Operation of basic op-amp series voltage regulator
In the figure of basic op-amplifier series voltage regulator , the op-amp is used as comparator . Resistor R1 and R2 is the voltage divider network which is used to sense any change at the o/p. The change sensed by the divider network is applied at the inverting i/p of the comparator, while the reference voltage hold by the zenar diode is applied at the non-inverting i/p of the comparator is applied at the base of transistor “Q”.
When the o/p voltage decreases because of the decrease in i/p voltage , the voltage drop across R1,R2 decreases and so this error voltage (-ve) is sensed by the divider network which is applied at the inverting i/p of the comparator. The comparator compare the reference constant voltage and the –ve error voltage and provide the difference (+ve) of the two voltages at the o/p as i/p at the base of transistor . The transistor conduct according to the forward bias voltage at the base and so, the o/p voltage remain constant. When the o/p voltage tries to increase, the voltage sensed by the divider network is increased . This is applied at the inverting i/p of the comparator. The comparator provide the difference (-ve) of the two voltage at the i/p of Q1 and so, the conduction of transistor decreases to the constant (required) voltage level.
2. Shunt voltage regulator
The shunt voltage regulator is connected parallel to the load. In the shunt voltage regulator, the reference voltage unit produces constant voltage to the error detector stage. The sampling unit takes a part from O/P voltage and feed to the error detector where it compares with the reference voltage. If there is any change in the O/P voltage, the sampling unit detects this change in the O/P voltage and provides to the error detector stage, the net change is provided to control element, which control the O/P voltage nearly at constant level.

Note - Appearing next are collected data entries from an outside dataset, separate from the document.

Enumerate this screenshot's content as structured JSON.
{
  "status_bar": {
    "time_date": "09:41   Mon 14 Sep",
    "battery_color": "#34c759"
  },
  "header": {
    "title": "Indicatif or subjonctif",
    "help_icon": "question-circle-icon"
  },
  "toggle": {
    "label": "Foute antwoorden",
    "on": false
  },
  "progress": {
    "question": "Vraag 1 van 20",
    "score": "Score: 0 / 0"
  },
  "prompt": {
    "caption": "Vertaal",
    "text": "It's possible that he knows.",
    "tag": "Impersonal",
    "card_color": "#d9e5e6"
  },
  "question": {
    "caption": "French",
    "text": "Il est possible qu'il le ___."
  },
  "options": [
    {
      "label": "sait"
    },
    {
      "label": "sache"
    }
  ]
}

Circuit diagram of shunt voltage regulator
The 2nd basic type of linear voltage regulator is the shunt voltage regulator. In the series voltage regulator the controlling element (Q) is connected in series but in shunt regulator the transistor is connected in parallel. The reference voltage is applied at the inverting I/P of the op-amp and the O/P of sampling unit is applied at non-inverting I/P of the op-amp as shown in the figure.
The transistor is connected in parallel with the load, when the O/P voltage tries to decrease due to the change in I/P voltage or load current. This decrease in O/P voltage sensed by the R3, R4 resistors and applied to the voltage on op-amp non-inverting I/P in result of which the o/p of op-amp decreases and base current of transistor is also decreases due to which collector current is also decreases, which increases its collector to emitter resistance (RCE) is also increases and the o/p voltage is back to its normal level.
When o/p voltage is increases, it increases also the signal which is applied at the non-inverting I/P of op-amp due to which the blazing voltage increases , the emitter to collector resistance decreases and so the transistor do conduction according to the base blazing voltage. In this way the increasing voltages are grounded through the transistor and keep the o/p voltage constant.
The change in the o/p voltage is controlled by the conduction of the transistor through which the voltage is grounded.